Do You calculate the whole particle path within the boundary in the loop You provided above? It is a bit unclear for my, I daresay.


You could probably resort to using ternary operators and let 20-50% of the warp wotk along doing “meaningless” work rather than letting it diverge. It’s hard to say how this would perform as it’s a data dependant “solution”.

On another note: You can do “reflections” in texture memory by setting it to MirrorMode, then you might be able to perform reflections directly in hardware!

In other words (as I would do it):

  1. Every particle has a position p and a velocity vector v (direction of movement).
  2. In every simulation frame an intersection of a particle and boundary is computed (according to the particle position) - function 'intersect()', that returns 1 for hit and 0 for no hit.
  3. Finally particle new direction and position are computed as follows:
v = v * (!intr) + reflect(v,n) * intr;
p = p + v;

where intr is outcome of ‘intersect()’ function and ‘n’ is a normal vector for the hit point.


This is a fairly common type of divergence.

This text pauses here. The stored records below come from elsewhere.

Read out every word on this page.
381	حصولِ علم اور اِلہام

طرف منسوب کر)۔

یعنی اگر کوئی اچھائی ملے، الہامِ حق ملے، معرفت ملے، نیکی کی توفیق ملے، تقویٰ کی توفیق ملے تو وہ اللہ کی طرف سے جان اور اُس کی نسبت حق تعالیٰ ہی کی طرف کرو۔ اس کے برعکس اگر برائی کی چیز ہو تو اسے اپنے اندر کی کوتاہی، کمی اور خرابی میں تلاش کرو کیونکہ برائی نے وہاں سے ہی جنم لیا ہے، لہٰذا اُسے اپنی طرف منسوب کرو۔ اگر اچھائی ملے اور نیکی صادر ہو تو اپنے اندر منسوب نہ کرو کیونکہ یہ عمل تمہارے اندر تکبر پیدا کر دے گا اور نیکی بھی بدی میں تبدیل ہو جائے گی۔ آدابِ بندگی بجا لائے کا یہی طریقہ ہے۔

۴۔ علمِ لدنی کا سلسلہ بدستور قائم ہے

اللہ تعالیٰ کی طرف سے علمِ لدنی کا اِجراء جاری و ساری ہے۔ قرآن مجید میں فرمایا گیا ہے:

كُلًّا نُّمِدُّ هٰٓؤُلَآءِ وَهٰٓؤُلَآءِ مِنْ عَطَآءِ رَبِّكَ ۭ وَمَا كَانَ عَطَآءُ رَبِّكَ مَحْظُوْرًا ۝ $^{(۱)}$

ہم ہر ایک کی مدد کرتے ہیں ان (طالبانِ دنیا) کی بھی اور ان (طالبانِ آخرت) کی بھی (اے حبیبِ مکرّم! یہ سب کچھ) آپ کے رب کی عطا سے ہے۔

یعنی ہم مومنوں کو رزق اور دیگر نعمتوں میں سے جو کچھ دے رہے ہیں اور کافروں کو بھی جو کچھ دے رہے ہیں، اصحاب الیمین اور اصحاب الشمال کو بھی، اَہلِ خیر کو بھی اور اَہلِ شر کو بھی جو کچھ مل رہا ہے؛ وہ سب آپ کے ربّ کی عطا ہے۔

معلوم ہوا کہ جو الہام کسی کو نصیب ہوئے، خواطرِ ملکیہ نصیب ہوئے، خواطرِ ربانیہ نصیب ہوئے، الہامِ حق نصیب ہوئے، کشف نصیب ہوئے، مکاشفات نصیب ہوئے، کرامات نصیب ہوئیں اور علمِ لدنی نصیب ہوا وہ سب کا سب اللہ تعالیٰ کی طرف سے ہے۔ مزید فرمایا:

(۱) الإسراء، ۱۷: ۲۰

You can reduce the overhead by periodically compacting the warp.

For example

bool done = false;

    for(unsigned int i = 0; i < N; ++i)
        if(! boundaryIntersection(particlePosition))
            done = true;
        place particle at boundary;
        reflect particle;

    done = compactWarp(done);

The compactWarp function performs stream compaction on the threads that are still active.

The other strategy that I have seen is to process multiple particles with the same thread. The goal is typically to reduce the length of time when only some threads are active. Be careful about this though. It works best when the variance in iteration counts of particles is small.

Thanks for the suggestions so far! I will try them out and report back.

cmaster.matso - Yep, I calculate the entire path within the while loop. If the boundaryIntersection method returns true, it sends back some useful information to the while loop for calculation of the trajectory.